Une fois les règles stabilisées autour d’un consensus (qui n’est donc pas forcément la meilleure solution dans l’absolu), les batailles entre acteurs s’arrêtent. Les économistes du courant évolutionniste de la firme, Richard Nelson et Sidney Winter, parlent de « trêve ». Le système sociotechnique se fige dans une configuration spécifique autour de normes de production et de consommation qui véhiculent des valeurs partagées et acceptées par tous. Le système devient alors de plus en plus rentable pour tous les acteurs en présence qui n’ont pas vraiment d’intérêt à le voir remis en question.

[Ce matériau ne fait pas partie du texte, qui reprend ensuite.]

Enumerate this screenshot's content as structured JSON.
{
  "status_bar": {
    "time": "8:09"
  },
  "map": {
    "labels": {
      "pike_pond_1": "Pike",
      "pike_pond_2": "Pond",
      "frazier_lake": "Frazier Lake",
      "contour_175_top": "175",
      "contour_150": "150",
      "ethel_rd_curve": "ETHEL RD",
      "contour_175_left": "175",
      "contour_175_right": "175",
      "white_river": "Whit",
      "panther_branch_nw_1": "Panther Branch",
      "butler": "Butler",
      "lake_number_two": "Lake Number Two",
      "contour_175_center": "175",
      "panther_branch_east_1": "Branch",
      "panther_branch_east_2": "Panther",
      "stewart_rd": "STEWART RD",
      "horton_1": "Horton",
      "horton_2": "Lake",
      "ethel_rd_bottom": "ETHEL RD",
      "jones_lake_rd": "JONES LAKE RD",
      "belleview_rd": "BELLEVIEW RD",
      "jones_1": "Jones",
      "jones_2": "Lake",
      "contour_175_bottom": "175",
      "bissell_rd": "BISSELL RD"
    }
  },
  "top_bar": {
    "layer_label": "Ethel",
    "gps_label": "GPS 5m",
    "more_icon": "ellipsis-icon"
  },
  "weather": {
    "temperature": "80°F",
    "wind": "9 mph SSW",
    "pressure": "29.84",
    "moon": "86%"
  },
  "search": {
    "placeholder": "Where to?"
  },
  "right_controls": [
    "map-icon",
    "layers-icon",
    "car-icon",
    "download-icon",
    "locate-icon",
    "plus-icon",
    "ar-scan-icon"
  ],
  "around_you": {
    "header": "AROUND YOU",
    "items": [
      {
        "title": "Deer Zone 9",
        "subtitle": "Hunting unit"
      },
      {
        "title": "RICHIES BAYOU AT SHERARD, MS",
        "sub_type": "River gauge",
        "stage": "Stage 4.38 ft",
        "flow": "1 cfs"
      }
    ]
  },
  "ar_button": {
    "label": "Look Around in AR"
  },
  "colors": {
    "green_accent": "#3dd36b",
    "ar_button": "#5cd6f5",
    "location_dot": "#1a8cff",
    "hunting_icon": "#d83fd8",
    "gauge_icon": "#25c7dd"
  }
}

Cependant, si la configuration globale est figée, le système en tant que tel se perfectionne au fil du temps en intégrant de nouvelles technologies. Une technologie de rupture peut parfaitement être adoptée, sauf si cette innovation remet en cause le fonctionnement du système sociotechnique. Dans ce cas, on observe des effets de système qui ont pour conséquence un rejet de cette technologie. Depuis le début du XXe siècle, le système sociotechnique de l’automobile s’est figé sur le modèle du véhicule individuel à essence ou diesel. Tous les efforts de l’Europe depuis 35 ans n’ont réussi qu’à améliorer le système sociotechnique du moteur thermique. Quand la crise du « dieselgate » éclate en 2015, lorsque sont découvertes les fraudes à la mesure d’émissions de particules fines chez le constructeur allemand Volkswagen, la voiture électrique représente 1 % des ventes dans le monde. Sa chaîne de valeur est tellement incompatible avec le système sociotechnique des moteurs thermiques mondial que son adoption est bloquée depuis quelques années déjà.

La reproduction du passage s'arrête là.